À l’opposé de ces filières saturées, des secteurs industriels font face à une crise de demande majeure. Boréal, société bretonne spécialisée dans les sauces, a perdu 70% de son activité avec la fermeture de la RHD. Social, troisième coopérative laitière européenne, note, elle, une baisse de 25 à 80% des commandes selon les fromages AOP depuis le début du confinement. Les ventes de produits festifs tels que les champagnes ont reculé de 35%.
Certains effets de la crise sur des catégories sont conjoncturels (exemples : surstockage, explosion du fait maison), mais on peut aussi remarquer que la crise sanitaire a un effet de catalyseur des tendances déjà initiées ces dernières années (développement du bio, de la consommation locale, mise en avant des produits sains, respectueux de l’environnement).
Avec cette accélération, toutes les marques vont devoir être encore plus vigilantes aux évolutions des attentes de leurs consommateurs. La plupart des panellistes sont d’ailleurs particulièrement actifs depuis la mi-mars.
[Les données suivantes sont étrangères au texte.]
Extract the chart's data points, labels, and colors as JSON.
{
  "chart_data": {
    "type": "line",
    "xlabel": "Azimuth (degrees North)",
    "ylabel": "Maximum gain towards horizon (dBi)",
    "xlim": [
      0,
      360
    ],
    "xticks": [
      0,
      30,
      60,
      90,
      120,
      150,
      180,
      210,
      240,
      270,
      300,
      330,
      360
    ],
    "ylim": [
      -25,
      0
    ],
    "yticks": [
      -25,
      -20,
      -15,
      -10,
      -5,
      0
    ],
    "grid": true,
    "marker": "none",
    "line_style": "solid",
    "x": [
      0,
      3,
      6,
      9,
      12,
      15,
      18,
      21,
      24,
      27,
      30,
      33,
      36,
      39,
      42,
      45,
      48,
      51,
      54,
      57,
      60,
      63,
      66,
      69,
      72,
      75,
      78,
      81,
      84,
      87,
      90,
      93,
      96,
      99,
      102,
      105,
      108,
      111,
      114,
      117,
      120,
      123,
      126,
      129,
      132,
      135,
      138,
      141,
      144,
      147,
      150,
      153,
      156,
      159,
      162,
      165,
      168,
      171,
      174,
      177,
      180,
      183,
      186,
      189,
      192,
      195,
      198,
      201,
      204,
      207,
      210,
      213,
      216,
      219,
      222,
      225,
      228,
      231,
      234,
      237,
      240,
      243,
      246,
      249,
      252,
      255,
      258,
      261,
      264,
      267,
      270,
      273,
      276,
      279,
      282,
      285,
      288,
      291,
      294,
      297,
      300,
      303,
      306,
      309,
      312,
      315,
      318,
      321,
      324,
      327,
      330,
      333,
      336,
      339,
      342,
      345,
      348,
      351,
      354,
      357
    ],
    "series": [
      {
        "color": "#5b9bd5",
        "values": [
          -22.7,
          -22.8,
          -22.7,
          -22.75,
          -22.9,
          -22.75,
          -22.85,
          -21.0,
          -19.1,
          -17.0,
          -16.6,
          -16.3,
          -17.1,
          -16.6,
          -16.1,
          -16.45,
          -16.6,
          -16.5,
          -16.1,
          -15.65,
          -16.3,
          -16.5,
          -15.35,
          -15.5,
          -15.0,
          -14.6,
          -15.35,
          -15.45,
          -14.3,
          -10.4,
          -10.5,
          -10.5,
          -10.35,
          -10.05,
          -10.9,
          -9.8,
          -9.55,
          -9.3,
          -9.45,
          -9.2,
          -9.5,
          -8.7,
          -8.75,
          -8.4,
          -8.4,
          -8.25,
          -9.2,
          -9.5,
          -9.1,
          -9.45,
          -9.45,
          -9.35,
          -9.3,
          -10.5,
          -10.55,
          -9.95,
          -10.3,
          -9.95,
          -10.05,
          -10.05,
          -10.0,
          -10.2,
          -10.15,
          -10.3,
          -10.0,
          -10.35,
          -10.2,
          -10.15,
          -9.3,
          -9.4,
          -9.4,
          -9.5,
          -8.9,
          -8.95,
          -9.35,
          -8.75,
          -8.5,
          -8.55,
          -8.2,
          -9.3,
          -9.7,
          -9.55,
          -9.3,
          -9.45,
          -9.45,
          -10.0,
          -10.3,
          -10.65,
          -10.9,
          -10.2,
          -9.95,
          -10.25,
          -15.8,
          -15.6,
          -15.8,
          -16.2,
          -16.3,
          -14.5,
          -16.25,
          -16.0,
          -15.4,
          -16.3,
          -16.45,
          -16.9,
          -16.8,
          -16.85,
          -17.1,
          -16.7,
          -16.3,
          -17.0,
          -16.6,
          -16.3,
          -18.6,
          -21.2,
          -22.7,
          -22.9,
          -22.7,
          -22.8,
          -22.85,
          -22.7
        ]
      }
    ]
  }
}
En écho à cette évolution attendue de l’offre, les dispositifs industriels devront globalement évoluer et les questions d’optimisation logistique (usine et approvisionnement), de gestion de la complexité du portefeuille de produits et de marques, de lourdeur des modèles opérationnels (agilité, fonctionnement en silos et éclatement des responsabilités, etc.) seront encore plus sur la table des dirigeants.
Enfin, les opportunités de croissance externe existeront et offriront des opportunités aux acteurs réactifs de se diversifier et gagner en résilience.